Webinar Follow-Up: Q & A about SciDB, Python, and SciDB-Py

We’re delighted with the response to our webinar, Big Analytics for Python Users Without Big Hassles. We received many questions through the chat window. We answer some of them here.

  1. Do I need to know Array Functional Language (AFL) and Array Query Language (AQL) to use SciDB-Py?

    AFL and AQL are the native query languages baked into SciDB. AQL is declarative, roughly analogous to SQL. AFL is a functional language that uses composition of functions to create increasingly complex queries. In practice, you need some familiarity with AFL or AQL. The current (beta) version of SciDB-Py does a pretty good job of limiting the amount of AFL and AQL that you will need to use, and as we move forward that will improve further.
  2. The webinar showed some graphic visualizations of SciDB data. Where was this rendering performed—on the cloud or on a local machine?

    The heat map was rendered on a local machine using the raster option in matplotlib; nothing noteworthy there. But the interpolation to produce the data behind that image was produced on the SciDB side. Remember, the raw data (the NASA MODIS data) is sparse, so we needed to interpolate averages to produce an intelligible image.
  3. How different is a SciDB array from a SQL table?

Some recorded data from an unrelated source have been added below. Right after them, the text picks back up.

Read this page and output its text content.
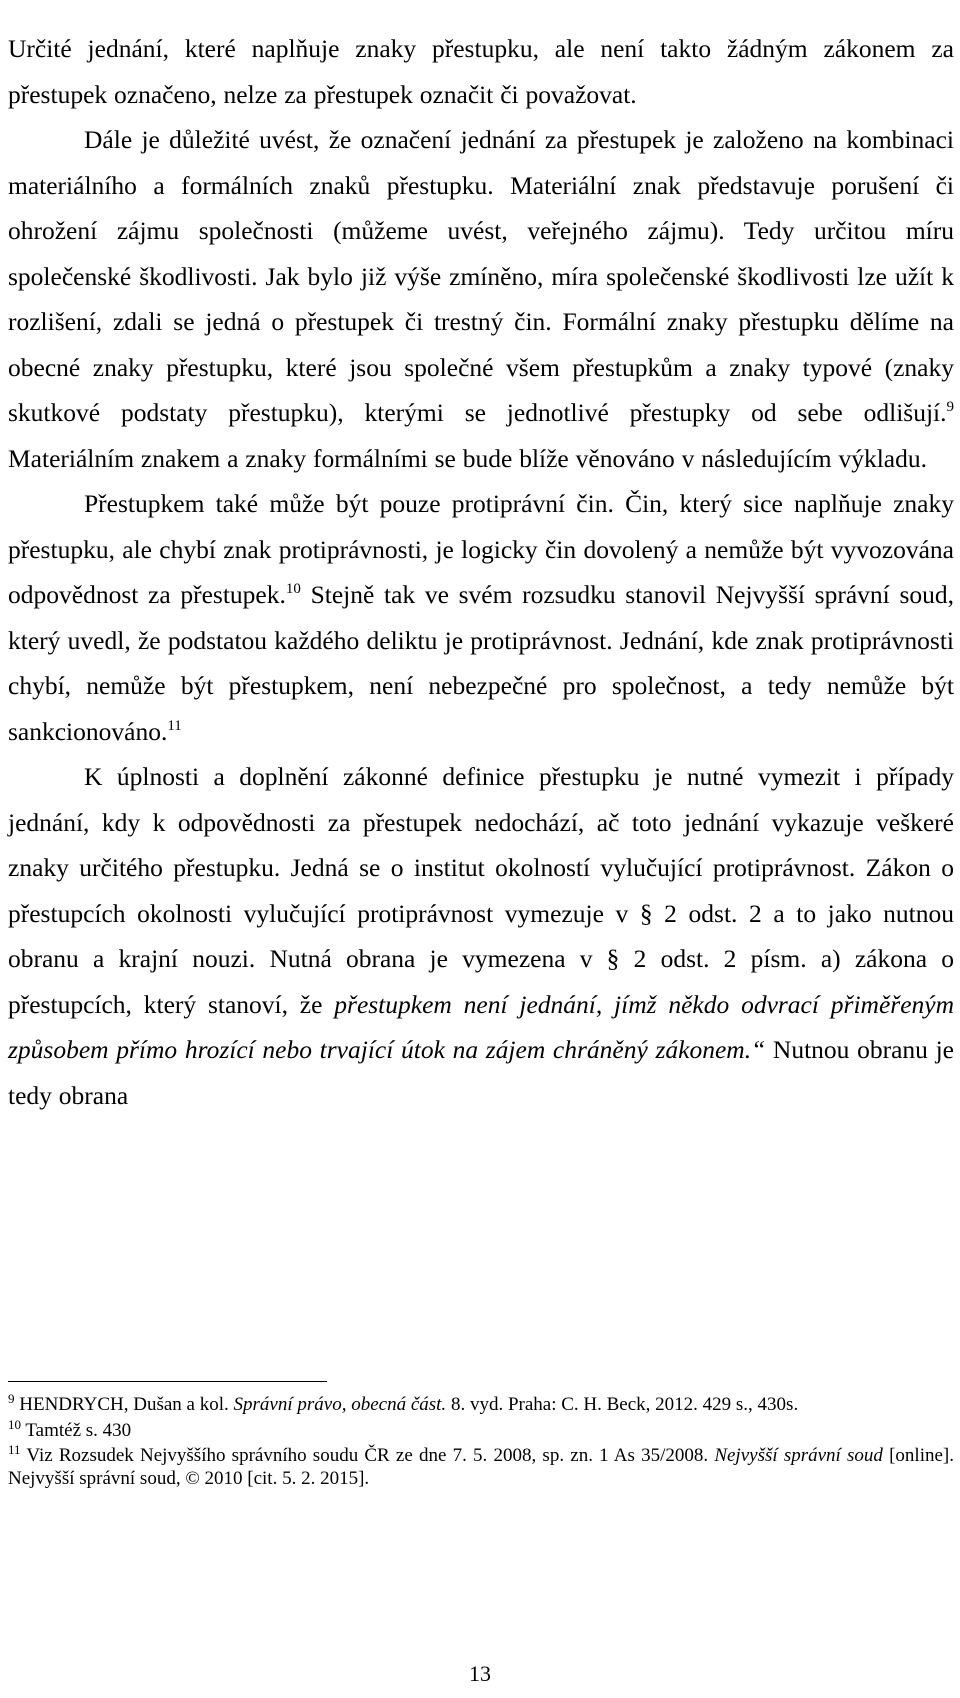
Určité jednání, které naplňuje znaky přestupku, ale není takto žádným zákonem za přestupek označeno, nelze za přestupek označit či považovat.

Dále je důležité uvést, že označení jednání za přestupek je založeno na kombinaci materiálního a formálních znaků přestupku. Materiální znak představuje porušení či ohrožení zájmu společnosti (můžeme uvést, veřejného zájmu). Tedy určitou míru společenské škodlivosti. Jak bylo již výše zmíněno, míra společenské škodlivosti lze užít k rozlišení, zdali se jedná o přestupek či trestný čin. Formální znaky přestupku dělíme na obecné znaky přestupku, které jsou společné všem přestupkům a znaky typové (znaky skutkové podstaty přestupku), kterými se jednotlivé přestupky od sebe odlišují.$^9$ Materiálním znakem a znaky formálními se bude blíže věnováno v následujícím výkladu.

Přestupkem také může být pouze protiprávní čin. Čin, který sice naplňuje znaky přestupku, ale chybí znak protiprávnosti, je logicky čin dovolený a nemůže být vyvozována odpovědnost za přestupek.$^{10}$ Stejně tak ve svém rozsudku stanovil Nejvyšší správní soud, který uvedl, že podstatou každého deliktu je protiprávnost. Jednání, kde znak protiprávnosti chybí, nemůže být přestupkem, není nebezpečné pro společnost, a tedy nemůže být sankcionováno.$^{11}$

K úplnosti a doplnění zákonné definice přestupku je nutné vymezit i případy jednání, kdy k odpovědnosti za přestupek nedochází, ač toto jednání vykazuje veškeré znaky určitého přestupku. Jedná se o institut okolností vylučující protiprávnost. Zákon o přestupcích okolnosti vylučující protiprávnost vymezuje v § 2 odst. 2 a to jako nutnou obranu a krajní nouzi. Nutná obrana je vymezena v § 2 odst. 2 písm. a) zákona o přestupcích, který stanoví, že přestupkem není jednání, jímž někdo odvrací přiměřeným způsobem přímo hrozící nebo trvající útok na zájem chráněný zákonem.“ Nutnou obranu je tedy obrana

$^9$ HENDRYCH, Dušan a kol. Správní právo, obecná část. 8. vyd. Praha: C. H. Beck, 2012. 429 s., 430s.

$^{10}$ Tamtéž s. 430

$^{11}$ Viz Rozsudek Nejvyššího správního soudu ČR ze dne 7. 5. 2008, sp. zn. 1 As 35/2008. Nejvyšší správní soud [online]. Nejvyšší správní soud, © 2010 [cit. 5. 2. 2015].

13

    There are some similarities and some differences. The coordinate axes (aka “dimensions”) in a SciDB array are closely analogous to primary key columns in a relational table. In an SQL database, you can relate two tables through a primary-key/foreign-key relationship. Analogously, you can relate two arrays along one or more shared dimensions.

    One important difference: An index on an SQL table consumes space in the database. By contrast, SciDB indexing occurs automatically as a consequence of the array data model. That is, SciDB indexing requires no structures in the database beyond the arrays themselves.